How are you filtering for topics? Is it purely algorithmic or are you manually deciding who is relevant to the ethereum community and who isn’t? If it’s manual then you’ve introduced a highly subjective filter which makes you (the list maintainer) another point of failure/corruption. It’s likely that even people who are deeply involved in the space only know ~10% of the accounts on that list at most, hence it’s not easy to check if someone who shouldn’t be included is there, or vice versa.

It sounds to me like what @MaxSemenchuk is proposing is an experiment.

Best to speak out against ridiculous ideas quickly lest they go too far and start getting taken seriously, for example by people who would take influencer scores as a measure of the quality of a person’s opinions.


#17

Relevant to this discussion, a “reputation jam” with @danfinlay and others. Read the takeaways…


#18

Let’s just imaging that a list such as this succeeds and the community agrees that opinions of these “influencers” is important and should carry weight in the forward movement. Even if that’s true, I think this is a bad idea. The only end result is pure calcification. We’ll get people with more and more influence simply because they’ve had influence in the past.

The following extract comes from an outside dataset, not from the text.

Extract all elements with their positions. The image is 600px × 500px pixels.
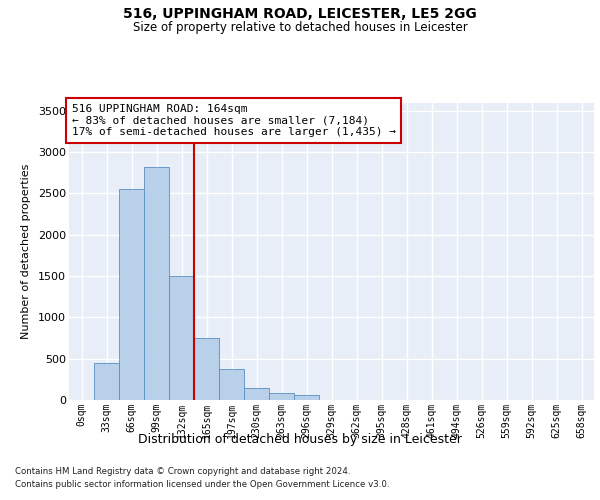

If the community does adopt a list such as this (they shouldn’t), I say we randomly throw 5% of them off the list every so month and include 5% random new people ignoring reputation. A community driven by “influencers” would bore me to death after a while.


#19

Thanks for all your time and passion, giving me feedback on the topic. I’ve summarised my findings here https://medium.com/dgov/voting-based-on-media-influence-score-lessons-learned-a860078cbb40 Hopefully to be used by somebody with the same idea =)


#20

No, you’re not. There’s no way to do this off twitter. Not for any reasonable definition of attention. There are people who like and retweet just based on who tweeted, as opposed to the content. Many follow others because they often disagree with them and want reply to their tweets. “Activity” towards a certain account is not correlated to how much someone cares about that account, or what they think of it. None of these are metrics that are useful for categorizing influence or importance in the general sense applicable to any kind of governance.

I’ll assume that by “off twitter” you mean “from twitter data”. We clearly disagree on this point.

While I respect your opinion, the issues that you brought up are trivial to resolve with cluster analysis. There are other, harder problems, that you don’t mention, but I’ll not go into this here. We will be publishing more details on our approach and algorithms in the coming months.

I’ll outline our principle assumption: if communication takes place through digital channels and human agents can tell who is influential, then these signals can also be interpreted by machines.

How are you filtering for topics? Is it purely algorithmic or are you manually deciding who is relevant to the ethereum community and who isn’t? If it’s manual then you’ve introduced a highly subjective filter which makes you (the list maintainer) another point of failure/corruption.

It’s purely algorithmic.

It’s likely that even people who are deeply involved in the space only know ~10% of the accounts on that list at most, hence it’s not easy to check if someone who shouldn’t be included is there, or vice versa.

This is actually the problem we’re addressing. We all have a cognitive limitation when it comes to keeping track of other members of large groups. We believe that the solution to this problem may lie in describing groups mathematically.